# (Closed) Jacques is crafting a stone lion dog!



## D i a (Apr 24, 2020)

*I'm not accepting any more visitors at this point. If you have been given a dodo code, the gate will stay open until he stops crafting. Thank you everyone!*

Hi all! Jacques is crafting a stone lion dog at the moment. No tips necessary but certainly always appreciated! If you feel like it, some bells, or something off my wishlist would be cool!

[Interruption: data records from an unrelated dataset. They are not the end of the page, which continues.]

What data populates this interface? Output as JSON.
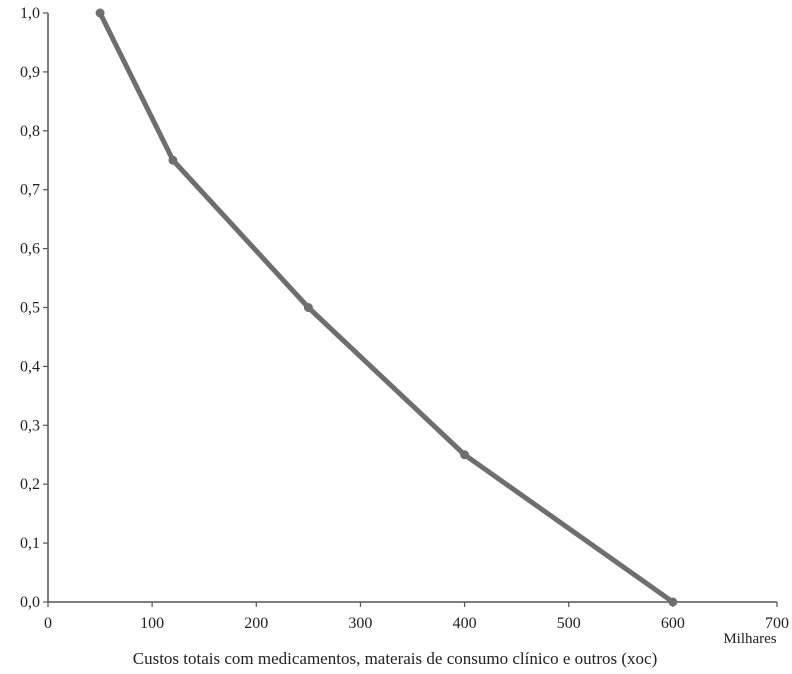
{
  "chart_data": {
    "type": "line",
    "title": "",
    "xlabel": "Custos totais com medicamentos, materais de consumo clínico e outros (xoc)",
    "x_unit_label": "Milhares",
    "ylabel": "",
    "xlim": [
      0,
      700
    ],
    "ylim": [
      0,
      1.0
    ],
    "x_ticks": [
      "0",
      "100",
      "200",
      "300",
      "400",
      "500",
      "600",
      "700"
    ],
    "y_ticks": [
      "0,0",
      "0,1",
      "0,2",
      "0,3",
      "0,4",
      "0,5",
      "0,6",
      "0,7",
      "0,8",
      "0,9",
      "1,0"
    ],
    "grid": false,
    "legend": "none",
    "series": [
      {
        "x": [
          50,
          120,
          250,
          400,
          600
        ],
        "y": [
          1.0,
          0.75,
          0.5,
          0.25,
          0.0
        ],
        "color": "#6e6e6e"
      }
    ]
  }
}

****Jacques is located on the left side of my island. I have placed plane patterns to follow! Please don't pick flowers, and please leave via airport. Post and I'll send a dodo!****


----------



## Tsukuri_Yukimura (Apr 24, 2020)

Mind if I stop by? I actually need that DIY for my Museum area


----------



## Lunova (Apr 24, 2020)

Could I come a bit later, like 20 30 minutes?


----------



## audtt (Apr 24, 2020)

can i visit?


----------



## amemome (Apr 24, 2020)

Hi, may I visit?


----------



## audtt (Apr 24, 2020)

o


audtt said:


> can i visit?


oooo i have the blue/yellow elephant slide


----------



## Hobowire (Apr 24, 2020)

Hello, may I visit?


----------



## niconii (Apr 24, 2020)

Hi! Can I come visit? 

Edit: Just saw your wishlist and I'll bring an old sewing machine, the train set and book stands!


----------



## D i a (Apr 24, 2020)

Lunova said:


> Could I come a bit later, like 20 30 minutes?


Sure, as long as he's still at it! Just repost here for me when you're ready.

My boss just called, sorry for the hold up guys. Sending dodos now.


----------



## Ferluna93 (Apr 24, 2020)

Hello, May I visit?


----------



## Hungryyy (Apr 24, 2020)

Heya still accepting people?


----------



## Jazminur (Apr 24, 2020)

Can I stop by?


----------



## Lunova (Apr 24, 2020)

Hia I'm back now!


----------



## MardyBum (Apr 24, 2020)

Is hes still crafting, I'd love to come


----------



## bobthecat (Apr 24, 2020)

Please may I come? ign is Jenny 

Edit: just checked and have 2 of ur wishlist items


----------



## Aaren (Apr 24, 2020)

Hello! I would also like to join you, if he is still crafting it and if you have room!


----------



## ayla<3 (Apr 24, 2020)

can i come ? :3


----------



## AccfSally (Apr 24, 2020)

Is he still crafting it? I can make a windflower fan or two for you.


----------



## AppleCat (Apr 24, 2020)

Can I visit?  I have a few things on your wishlist I can give, if you give me a min I can get even more from Nook Shopping


----------



## Glockachu (Apr 24, 2020)

Hi! May I come? Will bring a few items on your wishlist. Thanks!


----------



## shasha (Apr 24, 2020)

I’d love to come by if this is still available


----------



## Rakugaki (Apr 24, 2020)

Hi i will bring u the blue rocket lamp!


----------



## jcar (Apr 24, 2020)

Hi! I'd like to visit if he is still crafting! thanks


----------



## samanthawbu (Apr 24, 2020)

Could I come if he is still crafting? I have the shells beach towel!


----------



## Baroque (Apr 24, 2020)

Might I come along as well? Don’t have anything in your wishlist but I can bring some Bells!


----------



## ProfessorMiku (Apr 24, 2020)

I'd love to come with tip please!


----------



## MayorGong (Apr 24, 2020)

Hi! May I visit? ^^


----------



## Adnilebq (Apr 24, 2020)

Hi can I come?


----------



## Tayeb (Apr 24, 2020)

may i come please?


----------



## Robertoh123456 (Apr 24, 2020)

Can i visit


----------



## D i a (Apr 24, 2020)

Robertoh123456 said:


> Can i visit


Sorry, I'm closing up. Maybe another time!


----------



## Robertoh123456 (Apr 24, 2020)

Ok


----------